Check out what more Tony Fernandes has to say on Twitter:

Initial insurance payments to cover immediate financial hardship in similar cases have run at around $25,000 for the next of kin of each passenger, according to industry sources.

FINDING THE TAIL WAS PRIORITY
Locating the tail of the plane has been a priority because the cockpit voice and flight data recorders that can provide vital clues on why it crashed are located in the rear section of the Airbus.

 

“I am led to believe the tail section has been found,” AirAsia boss Tony Fernandes tweeted minutes after the announcement.
“If (it is the) right part of tail section, then the black box should be there … We need to find all parts soon so we can find all our guests to ease the pain of our families. That still is our priority.”

In Pangkalan Bun, the southern Borneo town closest to the crash site, search and rescue agency coordinator Supriyadi told reporters the bad weather that has dogged the operation for 10 days had abated.

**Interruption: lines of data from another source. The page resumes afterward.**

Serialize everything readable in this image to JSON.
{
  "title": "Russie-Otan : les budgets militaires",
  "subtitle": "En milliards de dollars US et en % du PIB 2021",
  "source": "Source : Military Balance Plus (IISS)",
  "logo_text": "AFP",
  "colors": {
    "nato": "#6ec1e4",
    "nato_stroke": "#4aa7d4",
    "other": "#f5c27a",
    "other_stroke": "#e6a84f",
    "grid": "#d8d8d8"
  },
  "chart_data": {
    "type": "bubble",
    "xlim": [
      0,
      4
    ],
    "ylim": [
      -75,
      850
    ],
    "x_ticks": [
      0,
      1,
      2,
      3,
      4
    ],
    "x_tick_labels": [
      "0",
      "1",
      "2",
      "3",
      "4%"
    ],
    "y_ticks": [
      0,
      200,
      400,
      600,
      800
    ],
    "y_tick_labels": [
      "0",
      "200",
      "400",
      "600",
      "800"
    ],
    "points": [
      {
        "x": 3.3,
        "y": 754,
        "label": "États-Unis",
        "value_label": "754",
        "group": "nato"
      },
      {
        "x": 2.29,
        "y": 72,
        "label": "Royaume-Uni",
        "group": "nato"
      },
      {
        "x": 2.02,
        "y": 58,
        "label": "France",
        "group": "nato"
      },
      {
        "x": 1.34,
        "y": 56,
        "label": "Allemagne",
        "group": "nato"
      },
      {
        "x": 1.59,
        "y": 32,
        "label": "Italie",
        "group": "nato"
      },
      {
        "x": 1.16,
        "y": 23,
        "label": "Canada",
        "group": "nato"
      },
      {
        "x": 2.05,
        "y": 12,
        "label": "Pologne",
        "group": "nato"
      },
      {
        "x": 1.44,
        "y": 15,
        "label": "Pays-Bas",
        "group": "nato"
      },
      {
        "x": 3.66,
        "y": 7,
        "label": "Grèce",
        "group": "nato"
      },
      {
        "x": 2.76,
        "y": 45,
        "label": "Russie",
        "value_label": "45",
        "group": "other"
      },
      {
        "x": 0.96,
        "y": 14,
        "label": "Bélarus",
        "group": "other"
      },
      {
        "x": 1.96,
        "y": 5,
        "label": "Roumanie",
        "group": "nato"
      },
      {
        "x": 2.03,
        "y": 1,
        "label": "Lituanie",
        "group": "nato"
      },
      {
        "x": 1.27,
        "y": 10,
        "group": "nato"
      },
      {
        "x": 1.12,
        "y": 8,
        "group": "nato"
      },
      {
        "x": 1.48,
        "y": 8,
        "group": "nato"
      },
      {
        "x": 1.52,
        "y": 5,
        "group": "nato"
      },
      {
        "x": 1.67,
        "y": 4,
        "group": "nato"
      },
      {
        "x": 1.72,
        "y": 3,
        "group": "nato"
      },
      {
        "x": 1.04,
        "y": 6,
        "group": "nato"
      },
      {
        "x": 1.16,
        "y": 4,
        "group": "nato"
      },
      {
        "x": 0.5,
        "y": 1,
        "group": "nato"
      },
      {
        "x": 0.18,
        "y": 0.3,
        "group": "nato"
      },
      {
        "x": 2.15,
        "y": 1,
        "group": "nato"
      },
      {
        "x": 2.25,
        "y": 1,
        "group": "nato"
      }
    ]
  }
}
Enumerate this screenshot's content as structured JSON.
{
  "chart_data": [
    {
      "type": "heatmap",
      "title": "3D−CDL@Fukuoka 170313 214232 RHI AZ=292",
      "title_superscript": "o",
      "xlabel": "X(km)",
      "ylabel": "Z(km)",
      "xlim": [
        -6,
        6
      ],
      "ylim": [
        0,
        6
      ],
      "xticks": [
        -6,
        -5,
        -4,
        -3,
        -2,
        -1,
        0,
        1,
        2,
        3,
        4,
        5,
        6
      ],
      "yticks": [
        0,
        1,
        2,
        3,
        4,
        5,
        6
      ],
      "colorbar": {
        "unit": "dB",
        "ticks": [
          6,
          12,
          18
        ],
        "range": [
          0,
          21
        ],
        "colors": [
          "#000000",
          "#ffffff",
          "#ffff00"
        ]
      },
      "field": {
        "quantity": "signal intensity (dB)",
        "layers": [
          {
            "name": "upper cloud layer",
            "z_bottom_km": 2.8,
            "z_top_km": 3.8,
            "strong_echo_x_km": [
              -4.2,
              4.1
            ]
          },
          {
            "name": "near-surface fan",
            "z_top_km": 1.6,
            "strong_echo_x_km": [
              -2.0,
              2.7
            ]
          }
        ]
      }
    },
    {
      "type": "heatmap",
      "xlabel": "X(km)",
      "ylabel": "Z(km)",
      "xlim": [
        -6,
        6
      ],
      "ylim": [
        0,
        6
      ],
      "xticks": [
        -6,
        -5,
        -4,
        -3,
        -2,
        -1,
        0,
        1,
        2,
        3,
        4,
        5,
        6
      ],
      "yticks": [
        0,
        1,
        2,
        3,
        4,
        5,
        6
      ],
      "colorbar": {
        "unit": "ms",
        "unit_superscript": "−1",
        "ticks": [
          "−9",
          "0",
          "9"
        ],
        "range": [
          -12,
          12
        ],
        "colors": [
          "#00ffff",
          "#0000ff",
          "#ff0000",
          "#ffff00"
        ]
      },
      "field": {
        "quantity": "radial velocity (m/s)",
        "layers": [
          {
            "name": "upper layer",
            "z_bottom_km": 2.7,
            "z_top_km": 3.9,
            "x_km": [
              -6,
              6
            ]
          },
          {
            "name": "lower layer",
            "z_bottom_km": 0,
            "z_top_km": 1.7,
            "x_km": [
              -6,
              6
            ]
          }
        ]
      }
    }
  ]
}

Members of the National Search and Rescue Agency carry coffins containing bodies of the victims aboard AirAsia Flight 8501 to transfer to Surabaya, at the airport in Pangkalan Bun, Indonesia Wednesday, Jan. 7, 2015. At least two divers plunged into the choppy waters early Wednesday during a break in the bad weather to search for two large objects suspected of being chunks of the fuselage of the AirAsia plane that crashed more than one week ago, an Indonesian official said. (AP)Members of the National Search and Rescue Agency carry coffins containing bodies of the victims aboard AirAsia Flight 8501 to transfer to Surabaya, at the airport in Pangkalan Bun, Indonesia Wednesday, Jan. 7, 2015. At least two divers plunged into the choppy waters early Wednesday during a break in the bad weather to search for two large objects suspected of being chunks of the fuselage of the AirAsia plane that crashed more than one week ago, an Indonesian official said. (AP)

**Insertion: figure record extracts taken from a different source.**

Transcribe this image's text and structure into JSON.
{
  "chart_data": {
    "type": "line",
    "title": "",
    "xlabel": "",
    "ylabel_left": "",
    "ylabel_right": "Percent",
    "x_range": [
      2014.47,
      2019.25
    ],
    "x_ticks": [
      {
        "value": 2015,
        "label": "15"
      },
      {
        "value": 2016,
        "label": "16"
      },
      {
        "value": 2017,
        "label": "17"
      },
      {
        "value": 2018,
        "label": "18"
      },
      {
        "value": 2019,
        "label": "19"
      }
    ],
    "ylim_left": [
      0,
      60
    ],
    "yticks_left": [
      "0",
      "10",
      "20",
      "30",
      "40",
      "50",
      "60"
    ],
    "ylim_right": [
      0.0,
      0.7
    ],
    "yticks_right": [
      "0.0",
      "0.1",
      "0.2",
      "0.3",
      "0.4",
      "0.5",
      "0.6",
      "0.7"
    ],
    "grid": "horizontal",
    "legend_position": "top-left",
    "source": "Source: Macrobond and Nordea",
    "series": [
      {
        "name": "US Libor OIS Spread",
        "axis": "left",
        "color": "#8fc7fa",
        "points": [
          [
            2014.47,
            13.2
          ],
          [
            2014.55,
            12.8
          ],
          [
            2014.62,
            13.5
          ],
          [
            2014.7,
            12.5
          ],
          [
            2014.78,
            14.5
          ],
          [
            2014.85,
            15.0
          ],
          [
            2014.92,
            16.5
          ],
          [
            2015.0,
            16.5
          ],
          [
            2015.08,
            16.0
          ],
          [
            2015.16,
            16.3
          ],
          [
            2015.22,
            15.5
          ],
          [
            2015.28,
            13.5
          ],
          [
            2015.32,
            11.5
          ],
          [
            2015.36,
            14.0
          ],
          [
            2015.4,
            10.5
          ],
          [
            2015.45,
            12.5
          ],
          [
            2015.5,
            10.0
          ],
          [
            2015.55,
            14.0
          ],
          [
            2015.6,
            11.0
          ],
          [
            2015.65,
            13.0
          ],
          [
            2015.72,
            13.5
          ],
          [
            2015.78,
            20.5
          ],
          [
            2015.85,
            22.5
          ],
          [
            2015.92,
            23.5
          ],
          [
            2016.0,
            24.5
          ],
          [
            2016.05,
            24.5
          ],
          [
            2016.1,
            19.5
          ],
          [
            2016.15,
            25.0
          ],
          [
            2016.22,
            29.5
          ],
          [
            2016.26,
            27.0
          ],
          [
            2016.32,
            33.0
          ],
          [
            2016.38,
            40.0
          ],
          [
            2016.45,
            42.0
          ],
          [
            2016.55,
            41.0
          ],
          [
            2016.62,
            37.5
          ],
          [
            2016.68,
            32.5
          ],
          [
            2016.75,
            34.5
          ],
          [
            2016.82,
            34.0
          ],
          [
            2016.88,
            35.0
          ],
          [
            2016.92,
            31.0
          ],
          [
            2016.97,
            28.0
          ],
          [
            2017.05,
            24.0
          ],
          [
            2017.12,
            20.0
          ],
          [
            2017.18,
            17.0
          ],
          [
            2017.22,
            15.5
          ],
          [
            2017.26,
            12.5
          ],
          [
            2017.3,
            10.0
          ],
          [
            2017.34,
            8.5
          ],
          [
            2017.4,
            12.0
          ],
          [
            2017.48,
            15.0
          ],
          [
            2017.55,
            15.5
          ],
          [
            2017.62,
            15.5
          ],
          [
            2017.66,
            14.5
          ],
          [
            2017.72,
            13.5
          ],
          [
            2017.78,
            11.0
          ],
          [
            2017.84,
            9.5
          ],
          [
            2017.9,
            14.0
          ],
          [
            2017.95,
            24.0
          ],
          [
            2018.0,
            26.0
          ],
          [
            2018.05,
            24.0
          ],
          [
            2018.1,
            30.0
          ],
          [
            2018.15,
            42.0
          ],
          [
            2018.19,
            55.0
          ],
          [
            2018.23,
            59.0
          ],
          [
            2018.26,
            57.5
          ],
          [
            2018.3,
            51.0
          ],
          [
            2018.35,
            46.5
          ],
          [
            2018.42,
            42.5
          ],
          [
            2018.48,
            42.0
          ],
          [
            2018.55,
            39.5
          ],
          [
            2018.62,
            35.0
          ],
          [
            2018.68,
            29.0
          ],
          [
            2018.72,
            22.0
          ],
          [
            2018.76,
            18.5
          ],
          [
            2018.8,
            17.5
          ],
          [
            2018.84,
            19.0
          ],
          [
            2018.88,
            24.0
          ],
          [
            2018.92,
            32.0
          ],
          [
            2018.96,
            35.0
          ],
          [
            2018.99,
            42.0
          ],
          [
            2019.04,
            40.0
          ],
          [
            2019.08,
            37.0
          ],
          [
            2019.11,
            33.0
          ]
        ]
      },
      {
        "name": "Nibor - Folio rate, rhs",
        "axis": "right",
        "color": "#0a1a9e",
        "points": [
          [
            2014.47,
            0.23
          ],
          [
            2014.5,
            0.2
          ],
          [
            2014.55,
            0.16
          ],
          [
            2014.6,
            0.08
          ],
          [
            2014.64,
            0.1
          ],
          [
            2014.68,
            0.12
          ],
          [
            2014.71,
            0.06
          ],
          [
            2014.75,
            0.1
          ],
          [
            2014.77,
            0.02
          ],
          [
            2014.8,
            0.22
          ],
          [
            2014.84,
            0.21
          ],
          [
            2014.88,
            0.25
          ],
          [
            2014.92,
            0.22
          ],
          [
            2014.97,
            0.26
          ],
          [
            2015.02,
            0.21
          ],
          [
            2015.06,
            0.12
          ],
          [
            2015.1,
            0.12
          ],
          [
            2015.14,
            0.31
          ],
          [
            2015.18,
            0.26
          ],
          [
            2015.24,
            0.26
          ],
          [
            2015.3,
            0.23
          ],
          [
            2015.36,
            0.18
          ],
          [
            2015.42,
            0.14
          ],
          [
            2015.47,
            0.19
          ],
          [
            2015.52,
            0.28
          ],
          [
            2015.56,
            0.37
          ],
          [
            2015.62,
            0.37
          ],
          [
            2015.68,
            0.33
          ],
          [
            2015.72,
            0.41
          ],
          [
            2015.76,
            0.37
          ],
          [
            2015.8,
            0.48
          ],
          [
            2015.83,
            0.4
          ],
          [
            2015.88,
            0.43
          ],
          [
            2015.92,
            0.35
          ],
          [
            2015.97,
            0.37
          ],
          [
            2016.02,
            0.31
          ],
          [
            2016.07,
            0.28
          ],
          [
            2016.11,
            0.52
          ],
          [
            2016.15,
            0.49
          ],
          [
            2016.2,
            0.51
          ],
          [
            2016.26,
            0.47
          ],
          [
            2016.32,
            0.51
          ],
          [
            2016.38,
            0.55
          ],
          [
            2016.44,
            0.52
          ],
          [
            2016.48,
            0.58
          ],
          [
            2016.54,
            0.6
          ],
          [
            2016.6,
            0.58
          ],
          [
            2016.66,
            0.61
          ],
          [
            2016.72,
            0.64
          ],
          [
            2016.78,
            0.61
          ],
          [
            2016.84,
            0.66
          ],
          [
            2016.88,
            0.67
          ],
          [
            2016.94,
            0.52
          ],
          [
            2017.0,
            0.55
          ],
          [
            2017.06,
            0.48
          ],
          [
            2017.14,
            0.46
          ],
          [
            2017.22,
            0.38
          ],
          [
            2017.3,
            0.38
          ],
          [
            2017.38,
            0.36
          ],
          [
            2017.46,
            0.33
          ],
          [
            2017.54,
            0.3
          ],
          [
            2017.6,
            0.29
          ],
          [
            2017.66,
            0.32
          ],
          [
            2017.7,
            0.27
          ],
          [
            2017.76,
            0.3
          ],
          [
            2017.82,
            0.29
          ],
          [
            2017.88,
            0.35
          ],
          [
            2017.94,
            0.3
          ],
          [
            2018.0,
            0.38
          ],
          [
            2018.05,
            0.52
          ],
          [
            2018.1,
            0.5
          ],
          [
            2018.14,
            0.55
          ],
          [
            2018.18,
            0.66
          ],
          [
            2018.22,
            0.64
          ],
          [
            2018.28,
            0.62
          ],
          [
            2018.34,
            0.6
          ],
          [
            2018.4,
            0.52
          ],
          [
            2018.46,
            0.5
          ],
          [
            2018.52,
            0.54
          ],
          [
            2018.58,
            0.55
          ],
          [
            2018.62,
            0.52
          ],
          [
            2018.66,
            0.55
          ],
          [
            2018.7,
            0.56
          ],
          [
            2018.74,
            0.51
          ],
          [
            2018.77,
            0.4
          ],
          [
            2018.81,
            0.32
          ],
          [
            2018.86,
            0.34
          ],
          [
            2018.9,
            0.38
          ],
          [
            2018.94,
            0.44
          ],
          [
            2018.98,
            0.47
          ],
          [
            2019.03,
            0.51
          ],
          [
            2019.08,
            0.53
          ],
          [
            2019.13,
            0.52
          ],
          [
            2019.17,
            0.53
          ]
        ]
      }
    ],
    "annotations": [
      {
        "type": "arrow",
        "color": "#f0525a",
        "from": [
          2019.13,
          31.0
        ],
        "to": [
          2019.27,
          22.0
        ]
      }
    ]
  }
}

But, as ships with acoustic “pinger locators” designed to pick up signals from the black box converged on the scene of the find, he cautioned the tail section of the aircraft might not be fully intact.

“The location of the tail is relatively far from the point of last contact, about 30 km (20 miles),” he said.

“The black box is located behind the door, to the right of the tail. There is a possibility that the tail and the back of the plane are broken up.”

Until investigators can examine the black box recorders the cause of the crash remains a mystery, but the area where the plane was lost is known for intense seasonal storms. BMKG, Indonesia’s meteorological agency, has said bad weather may have caused ice to form on the aircraft’s engines.

Indonesia AirAsia, 49 percent owned by Fernandes’s Malaysia-based AirAsia budget group, has come under pressure from the authorities in Jakarta since the crash.

The transport ministry has suspended the carrier’s Surabaya-Singapore licence, saying it only had permission to fly the route on Mondays, Tuesdays, Thursdays and Saturdays. Flight QZ8501 took off on a Sunday, though the ministry said this had no bearing on the accident.

Fernandes however maintained that AirAsia had the required permission. “What happened was purely an administrative error,” he said in an e-mail. “The process has become clear now.”
AirAsia has said it is cooperating fully with the ministry’s investigations. That investigation would be completed by Friday evening, the transport ministry said on Wednesday.

Indonesia is one of the world’s fastest growing aviation markets and its carriers, such as Lion Air and Garuda Indonesia , are among the top customers for plane makers Airbus and Boeing.

But its safety record is patchy. The European Commission banned all Indonesia-based airlines from flying to the European Union in 2007 following a series of accidents. Exemptions to that ban have since been granted to some carriers, including Garuda and AirAsia.